Use model_cache to bundle model weights into your image at build time, reducing cold start latency. For example, to cache Llama 2 7B weights from Hugging Face, use the following:
model_cache:
  - repo_id: NousResearch/Llama-2-7b-chat-hf
    revision: main
    ignore_patterns:
      - "*.bin"
    use_volume: true
    volume_folder: llama-2-7b-chat-hf
Despite the name model_cache, there are multiple backends supported, not just Hugging Face. You can also cache weights stored on GCS, S3, or Azure.
repo_id
string
required
The source path for your model weights. For example, to cache weights from a Hugging Face repo, use the following:
model_cache:
  - repo_id: madebyollin/sdxl-vae-fp16-fix
Or you can cache weights from buckets like GCS or S3, using the following options:
model_cache:
  - repo_id: gcs://path-to-my-bucket
    kind: gcs
  - repo_id: s3://path-to-my-bucket
    kind: s3
kind
string
default:"hf"
The source kind for the model cache. Supported values: hf (Hugging Face), gcs, s3, azure.
revision
string
The revision of your Hugging Face repo. Required when use_volume is true for Hugging Face repos.
use_volume
boolean
required
If true, caches model artifacts outside the container image. Recommended: true.
volume_folder
string
The location of the mounted folder. Required when use_volume is true. For example, volume_folder: myrepo makes the model available under /app/model_cache/myrepo at runtime.
allow_patterns
string[]
File patterns to include in the cache. Uses Unix shell-style wildcards. By default, all paths are included.
ignore_patterns
string[]
File patterns to ignore, streamlining the caching process. Use Unix shell-style wildcards.

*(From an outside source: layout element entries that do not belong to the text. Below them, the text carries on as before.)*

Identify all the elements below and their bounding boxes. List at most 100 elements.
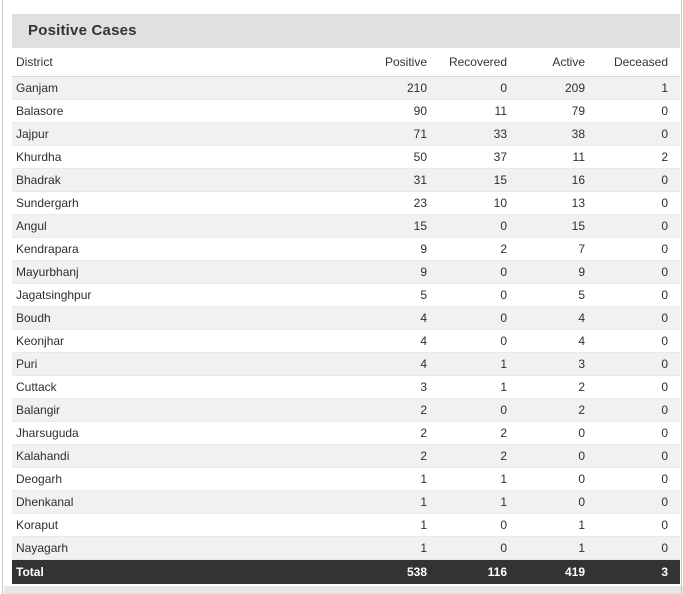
active-cell: 2 <box>507 375 585 399</box>
total-deceased: 3 <box>585 559 680 584</box>
positive-cell: 4 <box>352 306 427 330</box>
active-cell: 2 <box>507 398 585 422</box>
recovered-cell: 10 <box>427 191 507 215</box>
recovered-cell: 1 <box>427 352 507 376</box>
deceased-cell: 0 <box>585 398 680 422</box>
district-cell: Jajpur <box>12 122 352 146</box>
bottom-strip <box>4 586 683 594</box>
table-row: Puri 4 1 3 0 <box>12 352 680 376</box>
table-row: Jagatsinghpur 5 0 5 0 <box>12 283 680 307</box>
total-row: Total 538 116 419 3 <box>12 559 680 584</box>
recovered-cell: 0 <box>427 306 507 330</box>
deceased-cell: 0 <box>585 260 680 284</box>
table-footer: Total 538 116 419 3 <box>12 559 680 584</box>
recovered-cell: 0 <box>427 329 507 353</box>
table-row: Cuttack 3 1 2 0 <box>12 375 680 399</box>
total-positive: 538 <box>352 559 427 584</box>
district-cell: Mayurbhanj <box>12 260 352 284</box>
district-cell: Deogarh <box>12 467 352 491</box>
total-active: 419 <box>507 559 585 584</box>
active-cell: 1 <box>507 513 585 537</box>
column-header-deceased: Deceased <box>585 48 680 77</box>
column-header-active: Active <box>507 48 585 77</box>
table-header-row: District Positive Recovered Active Decea… <box>12 48 680 77</box>
positive-cases-card: Positive Cases District Positive Recover… <box>12 14 680 584</box>
active-cell: 3 <box>507 352 585 376</box>
table-row: Keonjhar 4 0 4 0 <box>12 329 680 353</box>
positive-cell: 71 <box>352 122 427 146</box>
deceased-cell: 0 <box>585 283 680 307</box>
table-row: Balangir 2 0 2 0 <box>12 398 680 422</box>
table-row: Jharsuguda 2 2 0 0 <box>12 421 680 445</box>
positive-cell: 23 <box>352 191 427 215</box>
active-cell: 209 <box>507 76 585 100</box>
positive-cell: 1 <box>352 490 427 514</box>
table-row: Ganjam 210 0 209 1 <box>12 76 680 100</box>
positive-cell: 4 <box>352 352 427 376</box>
positive-cell: 1 <box>352 467 427 491</box>
positive-cell: 9 <box>352 237 427 261</box>
recovered-cell: 37 <box>427 145 507 169</box>
deceased-cell: 0 <box>585 168 680 192</box>
deceased-cell: 0 <box>585 237 680 261</box>
table-row: Dhenkanal 1 1 0 0 <box>12 490 680 514</box>
district-cell: Kalahandi <box>12 444 352 468</box>
positive-cell: 2 <box>352 421 427 445</box>
positive-cell: 3 <box>352 375 427 399</box>
positive-cell: 50 <box>352 145 427 169</box>
active-cell: 7 <box>507 237 585 261</box>
active-cell: 5 <box>507 283 585 307</box>
positive-cell: 4 <box>352 329 427 353</box>
table-row: Khurdha 50 37 11 2 <box>12 145 680 169</box>
deceased-cell: 2 <box>585 145 680 169</box>
recovered-cell: 2 <box>427 237 507 261</box>
active-cell: 11 <box>507 145 585 169</box>
active-cell: 0 <box>507 444 585 468</box>
table-row: Balasore 90 11 79 0 <box>12 99 680 123</box>
active-cell: 16 <box>507 168 585 192</box>
deceased-cell: 0 <box>585 99 680 123</box>
active-cell: 79 <box>507 99 585 123</box>
deceased-cell: 0 <box>585 467 680 491</box>
card-header: Positive Cases <box>12 14 680 48</box>
district-cell: Balasore <box>12 99 352 123</box>
recovered-cell: 0 <box>427 398 507 422</box>
deceased-cell: 0 <box>585 513 680 537</box>
recovered-cell: 2 <box>427 444 507 468</box>
active-cell: 38 <box>507 122 585 146</box>
active-cell: 9 <box>507 260 585 284</box>
column-header-recovered: Recovered <box>427 48 507 77</box>
deceased-cell: 1 <box>585 76 680 100</box>
district-cell: Cuttack <box>12 375 352 399</box>
recovered-cell: 0 <box>427 283 507 307</box>
table-row: Deogarh 1 1 0 0 <box>12 467 680 491</box>
positive-cell: 1 <box>352 513 427 537</box>
recovered-cell: 1 <box>427 375 507 399</box>
positive-cell: 5 <box>352 283 427 307</box>
table-row: Koraput 1 0 1 0 <box>12 513 680 537</box>
deceased-cell: 0 <box>585 214 680 238</box>
recovered-cell: 0 <box>427 214 507 238</box>
district-cell: Jharsuguda <box>12 421 352 445</box>
district-cell: Balangir <box>12 398 352 422</box>
deceased-cell: 0 <box>585 444 680 468</box>
positive-cell: 210 <box>352 76 427 100</box>
active-cell: 0 <box>507 467 585 491</box>
district-cell: Ganjam <box>12 76 352 100</box>
district-cell: Dhenkanal <box>12 490 352 514</box>
table-body: Ganjam 210 0 209 1 Balasore 90 11 79 0 J… <box>12 76 680 560</box>
positive-cell: 2 <box>352 444 427 468</box>
recovered-cell: 15 <box>427 168 507 192</box>
deceased-cell: 0 <box>585 490 680 514</box>
district-cell: Angul <box>12 214 352 238</box>
active-cell: 1 <box>507 536 585 560</box>
positive-cell: 90 <box>352 99 427 123</box>
deceased-cell: 0 <box>585 352 680 376</box>
right-window-edge <box>681 0 682 594</box>
recovered-cell: 0 <box>427 513 507 537</box>
positive-cell: 2 <box>352 398 427 422</box>
card-title: Positive Cases <box>28 22 137 39</box>
table-row: Sundergarh 23 10 13 0 <box>12 191 680 215</box>
district-cell: Koraput <box>12 513 352 537</box>
table-row: Kendrapara 9 2 7 0 <box>12 237 680 261</box>
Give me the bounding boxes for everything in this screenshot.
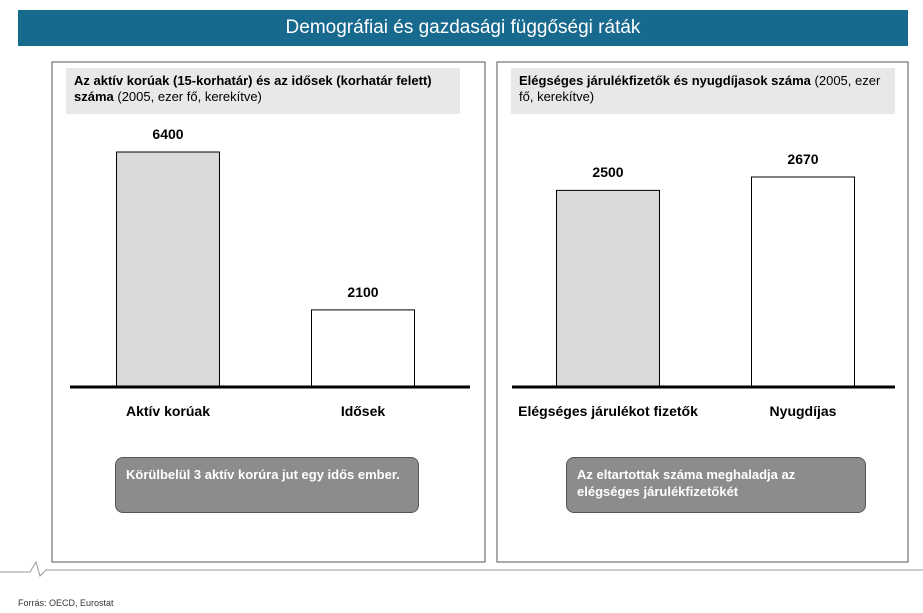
chart-subtitle: (2005, ezer fő, kerekítve)	[519, 73, 881, 104]
value-label: 2670	[787, 151, 819, 167]
category-label: Idősek	[340, 403, 386, 419]
footer-line	[0, 560, 923, 577]
bar	[751, 176, 855, 388]
bar	[556, 189, 660, 388]
annotation: Az eltartottak száma meghaladja az elégs…	[566, 457, 866, 513]
chart-subtitle: (2005, ezer fő, kerekítve)	[117, 89, 262, 104]
bar	[116, 151, 220, 388]
value-label: 2100	[347, 283, 379, 300]
header-title: Demográfiai és gazdasági függőségi ráták	[18, 10, 908, 46]
chart-title: Elégséges járulékfizetők és nyugdíjasok …	[519, 73, 811, 88]
annotation: Körülbelül 3 aktív korúra jut egy idős e…	[115, 457, 419, 513]
category-label: Aktív korúak	[125, 403, 211, 419]
category-label: Elégséges járulékot fizetők	[518, 403, 698, 419]
chart-title-box: Az aktív korúak (15-korhatár) és az idős…	[66, 68, 460, 114]
source: Forrás: OECD, Eurostat	[18, 598, 114, 608]
value-label: 2500	[592, 164, 624, 181]
chart-title-box: Elégséges járulékfizetők és nyugdíjasok …	[511, 68, 895, 114]
value-label: 6400	[152, 126, 184, 142]
panel	[496, 61, 909, 563]
bar	[311, 309, 415, 388]
panel	[51, 61, 486, 563]
category-label: Nyugdíjas	[769, 403, 837, 419]
chart-title: Az aktív korúak (15-korhatár) és az idős…	[74, 73, 432, 104]
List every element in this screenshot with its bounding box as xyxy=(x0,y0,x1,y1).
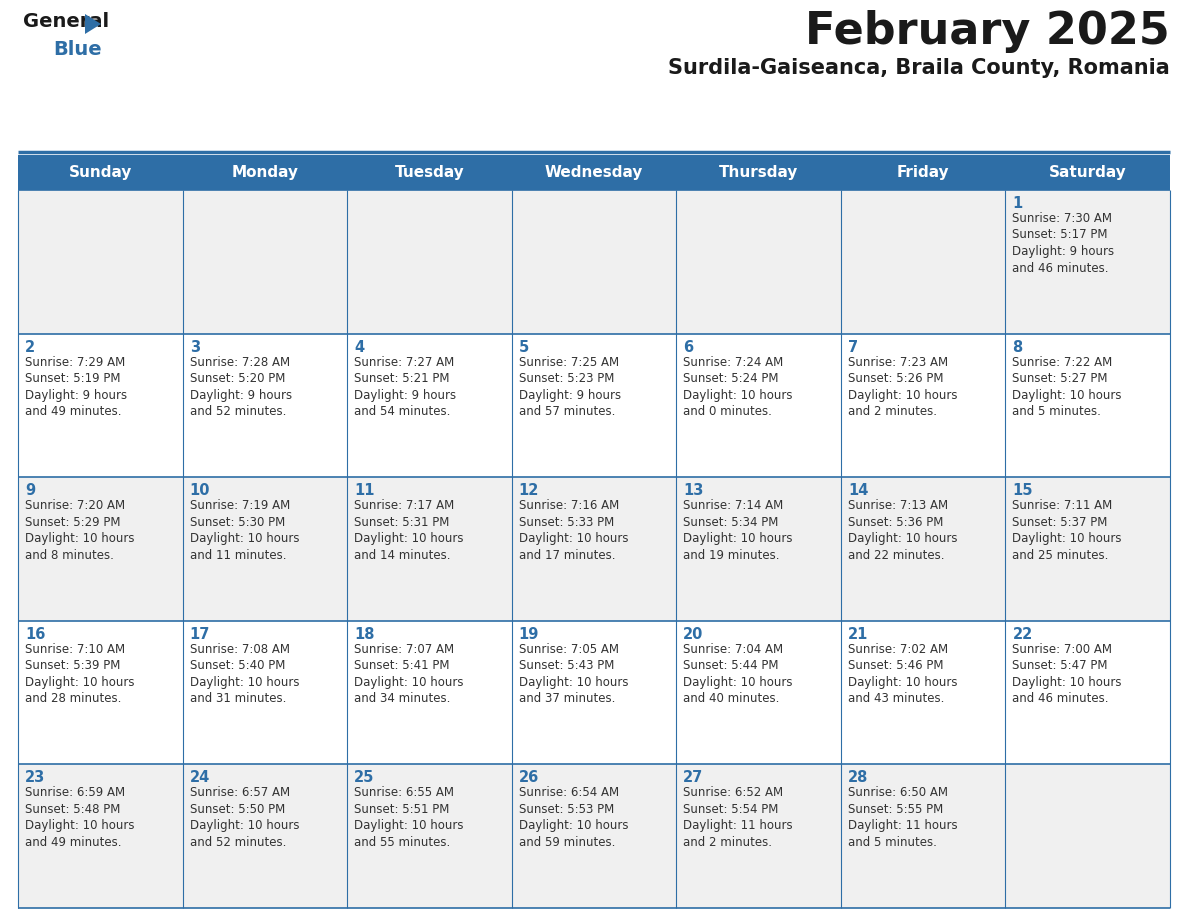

Example: ["*.onnx", "Readme.md"]. By default, nothing is ignored.
runtime_secret_name
string
default:"hf_access_token"
The secret name to use for runtime authentication (e.g., for private Hugging Face repos).

training_checkpoints

Configuration for deploying models from training checkpoints. For example, to deploy a model using checkpoints from a training job, use the following:
training_checkpoints:
  download_folder: /tmp/training_checkpoints
  artifact_references:
    - training_job_id: tr_abc123
      paths:
        - "checkpoint-*"
download_folder
string
default:"/tmp/training_checkpoints"
The folder to download the checkpoints to.
artifact_references
object[]
A list of artifact references to download.
training_job_id
string
required
The training job ID that the artifact reference belongs to.
paths
string[]
The paths of the files to download, which can contain * or ? wildcards.